Although there is always margin to improve, as distributed systems go, I dare to say that we are getting as easy as possible. Moreover, any good sysadmin already uses software to manage the infrastructure, so I see script-ability as the most important feature to allow easy progress with custom installations (ie Eucalyptus deploy recipes to use with ansible, chef, and puppet).


If you follow our development, you already know that Eucalyptus 3.2 got recently released. There are ample documents covering the release either in general (Rich, and Marten blog) or for specific features (DavidAndrew, and Kyo blog), but if I wear my Cloud Admin hat, the part that didn't get enough coverage is the the amount of work that went into making Eucalyptus more maintainable.

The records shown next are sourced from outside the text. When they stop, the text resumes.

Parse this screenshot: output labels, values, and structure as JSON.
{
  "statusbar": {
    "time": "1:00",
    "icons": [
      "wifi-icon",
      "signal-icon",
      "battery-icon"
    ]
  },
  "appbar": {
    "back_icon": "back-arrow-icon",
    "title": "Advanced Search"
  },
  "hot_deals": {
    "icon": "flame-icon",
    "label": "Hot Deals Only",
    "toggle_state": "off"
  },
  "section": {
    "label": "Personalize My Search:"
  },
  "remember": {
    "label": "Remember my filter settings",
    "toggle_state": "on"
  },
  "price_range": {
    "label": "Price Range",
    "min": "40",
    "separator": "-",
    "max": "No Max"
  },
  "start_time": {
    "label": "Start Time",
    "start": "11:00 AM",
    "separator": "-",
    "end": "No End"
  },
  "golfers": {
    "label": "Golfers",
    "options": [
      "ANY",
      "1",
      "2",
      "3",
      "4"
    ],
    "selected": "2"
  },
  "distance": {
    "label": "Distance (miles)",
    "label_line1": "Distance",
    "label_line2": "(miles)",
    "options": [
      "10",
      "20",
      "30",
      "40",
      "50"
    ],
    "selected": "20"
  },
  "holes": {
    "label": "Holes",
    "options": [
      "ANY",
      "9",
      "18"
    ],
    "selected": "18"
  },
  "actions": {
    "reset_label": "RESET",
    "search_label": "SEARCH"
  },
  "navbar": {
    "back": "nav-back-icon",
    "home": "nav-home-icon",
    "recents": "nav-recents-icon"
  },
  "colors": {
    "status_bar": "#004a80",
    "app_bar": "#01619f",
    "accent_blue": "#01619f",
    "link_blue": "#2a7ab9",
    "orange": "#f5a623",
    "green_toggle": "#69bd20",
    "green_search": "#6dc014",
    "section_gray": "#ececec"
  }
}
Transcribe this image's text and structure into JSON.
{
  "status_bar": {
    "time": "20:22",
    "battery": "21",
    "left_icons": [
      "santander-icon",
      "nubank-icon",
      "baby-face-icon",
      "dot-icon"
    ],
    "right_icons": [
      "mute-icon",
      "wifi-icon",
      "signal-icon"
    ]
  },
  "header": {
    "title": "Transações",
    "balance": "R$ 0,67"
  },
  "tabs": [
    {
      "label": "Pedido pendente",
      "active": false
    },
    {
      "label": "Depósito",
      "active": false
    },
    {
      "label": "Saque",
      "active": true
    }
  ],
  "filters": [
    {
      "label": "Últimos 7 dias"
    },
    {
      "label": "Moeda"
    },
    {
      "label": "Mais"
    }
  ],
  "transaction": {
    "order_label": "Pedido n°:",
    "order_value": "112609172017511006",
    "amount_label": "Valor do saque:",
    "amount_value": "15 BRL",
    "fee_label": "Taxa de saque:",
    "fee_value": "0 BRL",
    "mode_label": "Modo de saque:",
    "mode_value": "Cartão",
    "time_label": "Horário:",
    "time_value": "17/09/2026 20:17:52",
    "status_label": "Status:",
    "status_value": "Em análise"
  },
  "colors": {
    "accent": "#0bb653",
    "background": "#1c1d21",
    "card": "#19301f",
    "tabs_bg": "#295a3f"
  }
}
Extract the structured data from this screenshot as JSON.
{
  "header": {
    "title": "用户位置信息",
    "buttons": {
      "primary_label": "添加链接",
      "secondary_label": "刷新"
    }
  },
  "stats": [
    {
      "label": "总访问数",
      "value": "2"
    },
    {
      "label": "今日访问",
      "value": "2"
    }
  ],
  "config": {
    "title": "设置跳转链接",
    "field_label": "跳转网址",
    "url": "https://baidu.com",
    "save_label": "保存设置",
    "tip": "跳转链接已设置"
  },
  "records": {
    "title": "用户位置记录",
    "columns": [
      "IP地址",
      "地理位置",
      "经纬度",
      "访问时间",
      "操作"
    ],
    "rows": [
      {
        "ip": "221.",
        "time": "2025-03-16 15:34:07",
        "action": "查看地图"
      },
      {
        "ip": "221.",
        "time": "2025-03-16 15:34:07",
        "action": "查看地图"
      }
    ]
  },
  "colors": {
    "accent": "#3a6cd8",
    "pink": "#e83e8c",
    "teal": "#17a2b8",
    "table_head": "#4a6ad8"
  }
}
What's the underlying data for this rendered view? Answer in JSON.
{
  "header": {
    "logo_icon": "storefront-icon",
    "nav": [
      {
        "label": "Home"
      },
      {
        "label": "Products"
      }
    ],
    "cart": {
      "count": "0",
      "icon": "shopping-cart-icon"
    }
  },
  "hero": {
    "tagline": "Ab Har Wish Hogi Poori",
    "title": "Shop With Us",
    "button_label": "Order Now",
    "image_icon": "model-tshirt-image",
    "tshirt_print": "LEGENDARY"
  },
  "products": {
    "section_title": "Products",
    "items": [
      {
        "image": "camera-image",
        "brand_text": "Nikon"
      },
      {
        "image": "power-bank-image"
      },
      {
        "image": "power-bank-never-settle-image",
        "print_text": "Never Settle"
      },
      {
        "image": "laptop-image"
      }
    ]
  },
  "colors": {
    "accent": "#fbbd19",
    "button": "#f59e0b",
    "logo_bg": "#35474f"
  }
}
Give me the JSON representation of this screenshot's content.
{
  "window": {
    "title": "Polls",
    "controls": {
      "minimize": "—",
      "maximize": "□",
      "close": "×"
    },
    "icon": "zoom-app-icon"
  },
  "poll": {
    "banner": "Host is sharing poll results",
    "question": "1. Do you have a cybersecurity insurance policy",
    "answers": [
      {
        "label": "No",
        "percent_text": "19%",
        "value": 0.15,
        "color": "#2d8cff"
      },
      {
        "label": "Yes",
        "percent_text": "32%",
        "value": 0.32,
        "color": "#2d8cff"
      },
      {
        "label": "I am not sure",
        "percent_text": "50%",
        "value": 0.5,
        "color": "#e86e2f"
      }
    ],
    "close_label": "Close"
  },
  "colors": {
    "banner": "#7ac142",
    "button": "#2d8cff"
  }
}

Eucalyptus 3.2 fixed issues.
Eucalyptus 3.2 had 350 fixed bugs, and those are only the reported ones, since quite a few got fixed while restructuring parts of the code. Peek over the list, you will see the ones related to the new features but there is a large number of things done to make Eucalyptus more robust and hence maintainable. You don't believe me? Let me give you a sample:
  • reworked the inner code paths of the Storage Controller, preventing now to accidentally configure the SC with am undesired backend;
  • added safety mechanism to the HA functioning which will prevent or greatly reduce the risk to have split brain Cloud Controllers;
  • more robust handling of orphan instances (the situation appears if the Node Controller is not able to timely relay its information all the way to the CLC)
  • plugged memory and database connections leaks (fairly annoying since they required restart of components under particular use cases).
Likely you got more excited about our awesome new user console, but it's the features like the above list that gives me the comfort of a solid Infrastructure. 

User Console screenshot taken from David's blog

Are we there yet?

As I mentioned before, there is always room for improvements. The bulk of the work for 3.2 went into hardening the code, into covering all the corner cases, into improving QA coverage. I call all this work the invisible work since it is neither flashy, nor apparent at cursory inspection, yet it is the one that allows the Infrastructure to survive the test of time. 

With most of the invisible work done, what is ahead of us is more easy to understand and categorize. From the list of the work scoped for 3.3, I see a lot of great new features: autoscaling, cloudwatch, elb for example. This is still scoping work, so if you really like one feature, go and tell us, or up-vote it in our issue tracker.  Yet, with all these new features, we don't loose focus on our Infrastructure roots. In particular the work for Maintenance Mode, and Networking, alongside with a lot of other features that will make it much easier to deal with Cloud Resource, for example vmtypes and tagging.

So, are we there yet? As I mentioned in my previous blog, work on an infrastructure is done when the infrastructure is not in use anymore, so no, we are not there yet, but for sure we are having a great ride.